In fact, nothing amazing has happened to hearing aids in over a decade unless you count blue tooth, and that’s not really new technology.  It’s new on hearing aids, yeah, but it’s so not new.  It was only a matter of time before someone stuck bluetooth technology in a hearing aid– a no-brainer really.   You had small phones the size of a hearing aid.  Why not actually stick the technology IN a hearing aid?  It wasn’t developed for us.

Many things on hearing aids have become automatic, but not better.  For example, most of us who have worn our hearing aids for years  prefer controlling when our FM kicks in.  If you have ever been to a convention with a room full of hard of hearing and deaf people, you don’t want your FM kicking in every time someone walks by with a Smartlink.  Soooo annoying.  I also prefer to have control over when my “speech in noise” program kicks in.  I don’t like my aid muffling sounds for me.  Sorry.

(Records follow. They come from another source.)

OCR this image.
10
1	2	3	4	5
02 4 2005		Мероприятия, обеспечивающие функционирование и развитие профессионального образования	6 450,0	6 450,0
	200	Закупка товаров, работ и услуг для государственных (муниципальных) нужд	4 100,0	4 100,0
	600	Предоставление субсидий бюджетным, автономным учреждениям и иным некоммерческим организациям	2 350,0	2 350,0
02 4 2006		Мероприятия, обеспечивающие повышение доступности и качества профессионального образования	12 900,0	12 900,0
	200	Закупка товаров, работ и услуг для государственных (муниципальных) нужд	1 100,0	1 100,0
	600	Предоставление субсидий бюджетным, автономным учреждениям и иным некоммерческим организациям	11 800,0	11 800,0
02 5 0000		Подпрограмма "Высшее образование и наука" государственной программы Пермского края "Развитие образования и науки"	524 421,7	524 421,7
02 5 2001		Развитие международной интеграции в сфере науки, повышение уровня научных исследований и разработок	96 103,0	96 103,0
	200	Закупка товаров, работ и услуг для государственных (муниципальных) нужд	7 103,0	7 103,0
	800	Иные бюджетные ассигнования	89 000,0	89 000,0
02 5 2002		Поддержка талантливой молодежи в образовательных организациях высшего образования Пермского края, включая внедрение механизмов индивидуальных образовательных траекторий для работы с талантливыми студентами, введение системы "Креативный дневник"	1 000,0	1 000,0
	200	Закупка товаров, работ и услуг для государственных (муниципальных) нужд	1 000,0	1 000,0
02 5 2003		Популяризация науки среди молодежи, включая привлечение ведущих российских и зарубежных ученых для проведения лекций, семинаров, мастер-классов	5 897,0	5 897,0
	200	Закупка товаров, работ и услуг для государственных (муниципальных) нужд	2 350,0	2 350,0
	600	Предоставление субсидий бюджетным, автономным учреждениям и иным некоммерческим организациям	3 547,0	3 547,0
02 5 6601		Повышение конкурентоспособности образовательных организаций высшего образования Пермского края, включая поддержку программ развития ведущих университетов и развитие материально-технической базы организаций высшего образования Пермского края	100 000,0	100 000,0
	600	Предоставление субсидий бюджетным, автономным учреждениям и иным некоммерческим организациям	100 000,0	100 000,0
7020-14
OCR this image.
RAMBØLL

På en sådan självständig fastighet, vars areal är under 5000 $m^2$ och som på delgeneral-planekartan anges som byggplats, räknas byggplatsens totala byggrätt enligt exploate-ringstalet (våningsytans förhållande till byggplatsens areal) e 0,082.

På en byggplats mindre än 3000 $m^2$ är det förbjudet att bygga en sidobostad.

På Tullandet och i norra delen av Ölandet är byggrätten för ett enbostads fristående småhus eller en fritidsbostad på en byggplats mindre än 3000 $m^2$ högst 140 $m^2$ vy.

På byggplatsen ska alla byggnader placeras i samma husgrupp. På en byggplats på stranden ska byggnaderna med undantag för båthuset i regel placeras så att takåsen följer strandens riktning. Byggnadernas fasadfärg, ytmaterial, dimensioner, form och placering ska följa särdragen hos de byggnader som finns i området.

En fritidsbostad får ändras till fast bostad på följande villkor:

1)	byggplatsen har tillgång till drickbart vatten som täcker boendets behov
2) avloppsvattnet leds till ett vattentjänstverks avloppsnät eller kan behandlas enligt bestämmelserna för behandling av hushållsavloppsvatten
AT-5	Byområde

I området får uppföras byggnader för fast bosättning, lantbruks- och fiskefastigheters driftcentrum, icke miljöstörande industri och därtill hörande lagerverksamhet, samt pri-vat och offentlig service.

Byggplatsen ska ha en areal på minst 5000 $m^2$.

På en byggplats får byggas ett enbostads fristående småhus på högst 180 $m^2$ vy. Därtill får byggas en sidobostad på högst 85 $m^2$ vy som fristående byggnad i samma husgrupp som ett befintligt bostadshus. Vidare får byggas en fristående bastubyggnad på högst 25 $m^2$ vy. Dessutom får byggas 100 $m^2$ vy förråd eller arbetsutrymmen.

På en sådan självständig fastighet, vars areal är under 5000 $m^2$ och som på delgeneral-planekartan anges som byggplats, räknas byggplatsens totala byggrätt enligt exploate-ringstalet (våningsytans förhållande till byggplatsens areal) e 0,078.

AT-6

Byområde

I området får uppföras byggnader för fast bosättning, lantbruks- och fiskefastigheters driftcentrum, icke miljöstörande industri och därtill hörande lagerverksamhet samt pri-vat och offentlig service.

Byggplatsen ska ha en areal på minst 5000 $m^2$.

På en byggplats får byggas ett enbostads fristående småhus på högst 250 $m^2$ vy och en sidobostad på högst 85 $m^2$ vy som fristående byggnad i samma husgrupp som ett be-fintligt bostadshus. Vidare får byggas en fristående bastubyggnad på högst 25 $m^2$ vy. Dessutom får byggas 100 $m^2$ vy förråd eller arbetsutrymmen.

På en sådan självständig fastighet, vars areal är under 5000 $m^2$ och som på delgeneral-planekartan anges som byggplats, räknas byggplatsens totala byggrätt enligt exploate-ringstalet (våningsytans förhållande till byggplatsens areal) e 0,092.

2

I am getting off the subject– my point being that there is not much new going on in hearing aids since the 1990s, so they should have come down in price by now, but they haven’t.

There is one area I forgot to mention here and that is the open fit aids.  They ARE new and literally cool because you don’t have to wear ear molds.  But if you have a severe hearing loss you can’t wear them, though many audiologists will try to sell you a pair, knowing you’ll be back in a couple years needing more power.  Even though open fit aids are not power aids and often do not have FM, they cost about the same as a power aid with more on it.  So basically you’re paying MORE for LESS!

Back in the 1990s, when digital hearing aids were the new thing, hearing aid companies believed we would pay nearly twice what we would pay for analogs, so they upped the market price to  $6,000.00 for a pair of state-of-the-art power aids.  If you balked you were given some rhetoric about how hearing aid wearers were a niche group and that the technology was developed specifically for us, and that we had to pay for it somehow, and how much was your hearing worth to you anyhow?  Isn’t your life worth it?   Now, over a decade later we are STILL paying that same price.

But hearing aids haven’t improved much.  We have been trained to expect to pay $6000.00 for a pair of state-of-the-art digital hearing aids.   And pay we will.  Because we have no choice if we want to hear.  Or do we?

Do we really need automatic everything?  Do we need bluetooth?  What would happen if we all shopped around a bit?  And demanded less?  What I mean by that is what if we were to start demanding no frills aids, no automatic anything with lots of power and FM for a good price?

Just say no.  They won’t get the message if we keep spending.